We may critique some of the solutions offered by those reformers, but we ought not to mischaracterize their intentions. They sincerely believed that by improving the urban environment, by providing healthier, sunnier, and more verdant neighborhoods, we would also alleviate the social ills afflicting cities. Whether such a belief animates urban reform today is a worthy question.

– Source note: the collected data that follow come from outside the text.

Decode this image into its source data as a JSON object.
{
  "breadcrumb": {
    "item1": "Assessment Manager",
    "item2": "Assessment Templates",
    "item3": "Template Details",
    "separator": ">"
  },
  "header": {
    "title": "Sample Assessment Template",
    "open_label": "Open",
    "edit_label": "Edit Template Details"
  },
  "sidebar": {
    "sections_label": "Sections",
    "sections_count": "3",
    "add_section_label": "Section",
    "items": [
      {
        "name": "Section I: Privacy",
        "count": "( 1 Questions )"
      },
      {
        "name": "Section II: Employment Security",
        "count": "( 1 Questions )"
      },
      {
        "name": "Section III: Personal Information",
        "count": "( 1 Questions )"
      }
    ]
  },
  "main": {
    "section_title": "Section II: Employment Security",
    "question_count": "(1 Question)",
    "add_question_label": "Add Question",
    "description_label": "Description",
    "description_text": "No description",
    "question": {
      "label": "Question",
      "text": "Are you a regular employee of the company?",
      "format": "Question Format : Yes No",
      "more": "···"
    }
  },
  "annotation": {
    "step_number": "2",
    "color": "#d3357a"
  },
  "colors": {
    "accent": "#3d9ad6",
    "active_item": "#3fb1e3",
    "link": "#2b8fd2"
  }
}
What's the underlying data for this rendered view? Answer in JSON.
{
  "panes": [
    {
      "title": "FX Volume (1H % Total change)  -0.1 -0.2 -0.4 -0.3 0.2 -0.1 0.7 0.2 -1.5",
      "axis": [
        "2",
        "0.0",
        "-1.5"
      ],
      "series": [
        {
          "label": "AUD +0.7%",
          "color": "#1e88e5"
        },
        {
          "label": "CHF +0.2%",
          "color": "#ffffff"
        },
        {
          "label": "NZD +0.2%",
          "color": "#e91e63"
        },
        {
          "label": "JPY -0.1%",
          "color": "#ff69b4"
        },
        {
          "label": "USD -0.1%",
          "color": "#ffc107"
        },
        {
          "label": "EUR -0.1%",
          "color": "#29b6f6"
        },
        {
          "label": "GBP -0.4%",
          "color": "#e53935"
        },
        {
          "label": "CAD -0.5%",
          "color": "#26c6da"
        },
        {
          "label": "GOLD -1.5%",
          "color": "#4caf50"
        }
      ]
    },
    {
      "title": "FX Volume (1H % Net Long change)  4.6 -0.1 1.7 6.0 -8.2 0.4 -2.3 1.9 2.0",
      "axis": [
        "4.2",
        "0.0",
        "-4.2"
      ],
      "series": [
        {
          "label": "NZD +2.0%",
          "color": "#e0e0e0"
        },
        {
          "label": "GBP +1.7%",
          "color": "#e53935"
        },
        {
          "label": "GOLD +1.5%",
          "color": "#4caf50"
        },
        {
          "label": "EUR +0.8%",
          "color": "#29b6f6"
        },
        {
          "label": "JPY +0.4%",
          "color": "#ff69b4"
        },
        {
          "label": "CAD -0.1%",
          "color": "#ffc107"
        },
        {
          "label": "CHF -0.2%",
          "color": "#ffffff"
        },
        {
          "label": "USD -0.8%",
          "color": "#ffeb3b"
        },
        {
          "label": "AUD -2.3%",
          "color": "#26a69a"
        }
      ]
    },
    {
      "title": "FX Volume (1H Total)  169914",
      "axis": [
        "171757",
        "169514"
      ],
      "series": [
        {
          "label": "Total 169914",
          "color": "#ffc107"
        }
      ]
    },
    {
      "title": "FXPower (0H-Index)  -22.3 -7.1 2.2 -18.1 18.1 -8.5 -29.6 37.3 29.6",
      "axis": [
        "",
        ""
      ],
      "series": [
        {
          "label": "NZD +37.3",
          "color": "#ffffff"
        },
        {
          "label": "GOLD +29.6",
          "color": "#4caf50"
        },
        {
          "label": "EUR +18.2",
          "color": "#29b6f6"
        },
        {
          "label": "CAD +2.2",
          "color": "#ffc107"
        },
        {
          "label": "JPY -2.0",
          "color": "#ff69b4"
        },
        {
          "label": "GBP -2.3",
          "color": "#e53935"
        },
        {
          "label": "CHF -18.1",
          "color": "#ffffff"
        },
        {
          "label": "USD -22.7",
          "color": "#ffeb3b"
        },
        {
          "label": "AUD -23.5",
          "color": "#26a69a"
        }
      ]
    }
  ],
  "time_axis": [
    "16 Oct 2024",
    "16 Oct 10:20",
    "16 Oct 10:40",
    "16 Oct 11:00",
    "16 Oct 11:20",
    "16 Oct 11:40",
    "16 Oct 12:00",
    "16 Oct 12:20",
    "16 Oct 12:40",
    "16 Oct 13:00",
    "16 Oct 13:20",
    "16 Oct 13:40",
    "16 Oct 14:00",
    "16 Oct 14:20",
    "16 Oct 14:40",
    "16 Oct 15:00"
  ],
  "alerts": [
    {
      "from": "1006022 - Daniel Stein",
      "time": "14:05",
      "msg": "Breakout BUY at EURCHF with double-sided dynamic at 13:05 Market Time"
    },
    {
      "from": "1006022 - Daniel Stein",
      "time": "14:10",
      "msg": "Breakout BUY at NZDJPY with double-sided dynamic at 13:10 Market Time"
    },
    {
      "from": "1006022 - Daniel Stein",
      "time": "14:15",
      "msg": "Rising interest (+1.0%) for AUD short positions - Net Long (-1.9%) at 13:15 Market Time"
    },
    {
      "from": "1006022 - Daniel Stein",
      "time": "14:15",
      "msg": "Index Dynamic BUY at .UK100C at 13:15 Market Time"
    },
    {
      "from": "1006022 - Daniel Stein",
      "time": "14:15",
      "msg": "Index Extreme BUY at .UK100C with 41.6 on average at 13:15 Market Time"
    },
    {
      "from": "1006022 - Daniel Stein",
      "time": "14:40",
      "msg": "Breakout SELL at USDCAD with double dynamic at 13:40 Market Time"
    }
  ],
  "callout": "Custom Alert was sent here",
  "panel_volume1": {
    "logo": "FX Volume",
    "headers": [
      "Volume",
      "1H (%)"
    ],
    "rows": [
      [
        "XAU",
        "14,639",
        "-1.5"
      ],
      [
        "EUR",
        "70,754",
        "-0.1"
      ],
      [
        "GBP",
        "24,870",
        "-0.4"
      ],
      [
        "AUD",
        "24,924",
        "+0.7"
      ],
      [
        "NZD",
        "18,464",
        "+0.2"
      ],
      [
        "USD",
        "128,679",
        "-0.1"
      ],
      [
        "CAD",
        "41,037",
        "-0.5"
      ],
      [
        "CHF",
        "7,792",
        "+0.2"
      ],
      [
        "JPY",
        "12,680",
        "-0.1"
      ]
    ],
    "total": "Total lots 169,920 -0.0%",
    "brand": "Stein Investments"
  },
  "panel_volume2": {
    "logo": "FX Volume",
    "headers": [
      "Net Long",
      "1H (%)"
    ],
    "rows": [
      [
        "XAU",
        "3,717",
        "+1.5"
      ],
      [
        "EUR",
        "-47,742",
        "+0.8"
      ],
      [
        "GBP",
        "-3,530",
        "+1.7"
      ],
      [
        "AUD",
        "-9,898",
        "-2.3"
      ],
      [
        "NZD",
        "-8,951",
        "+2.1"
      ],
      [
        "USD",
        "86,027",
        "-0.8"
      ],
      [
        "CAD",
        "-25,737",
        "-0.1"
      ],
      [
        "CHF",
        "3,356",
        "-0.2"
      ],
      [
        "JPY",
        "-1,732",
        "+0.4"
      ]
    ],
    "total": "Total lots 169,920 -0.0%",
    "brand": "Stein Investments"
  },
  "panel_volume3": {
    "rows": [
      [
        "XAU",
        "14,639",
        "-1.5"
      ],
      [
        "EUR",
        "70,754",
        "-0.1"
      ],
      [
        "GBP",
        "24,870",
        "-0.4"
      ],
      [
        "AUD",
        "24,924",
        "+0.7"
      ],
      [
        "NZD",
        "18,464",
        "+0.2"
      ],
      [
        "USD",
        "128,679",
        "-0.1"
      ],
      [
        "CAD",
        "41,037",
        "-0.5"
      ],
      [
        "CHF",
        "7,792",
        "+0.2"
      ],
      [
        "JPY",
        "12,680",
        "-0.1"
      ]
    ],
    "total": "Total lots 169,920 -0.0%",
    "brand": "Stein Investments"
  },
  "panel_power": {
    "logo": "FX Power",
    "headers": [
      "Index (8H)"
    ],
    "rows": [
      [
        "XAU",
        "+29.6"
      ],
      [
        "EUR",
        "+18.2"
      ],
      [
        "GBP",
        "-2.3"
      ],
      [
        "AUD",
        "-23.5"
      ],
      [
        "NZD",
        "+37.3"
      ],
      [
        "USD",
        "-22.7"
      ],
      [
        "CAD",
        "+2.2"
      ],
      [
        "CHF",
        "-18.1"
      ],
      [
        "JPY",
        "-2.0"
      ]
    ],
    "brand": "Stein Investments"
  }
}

Acolytes of Jane Jacobs would slavishly apply her ideas to the contemporary city at all times and in all circumstances and, in so doing, would misread urban history, misdirect contemporary urban planning, and erase from memory generations of housing reform.36 Nevertheless, what remains is a multidimensional historic city, offering a wide range of housing choices. Urban historian Robert Fishman saw no reason why the urban virtues Jacobs championed had to be limited to older neighborhoods like her treasured Greenwich Village, as those virtues “might be achieved at many points in the region that combine the pedestrian scale and vitality of the best urban neighborhoods with rapid, efficient transit ties to the urban core.”37 There is no inherent contradiction between low-rise, low-density neighborhoods and the livable city, but reconciling our admiration for Jane Jacobs with the fact that millions of New Yorkers live in the kind of places she claims have neither vibrancy nor validity is certainly a challenge.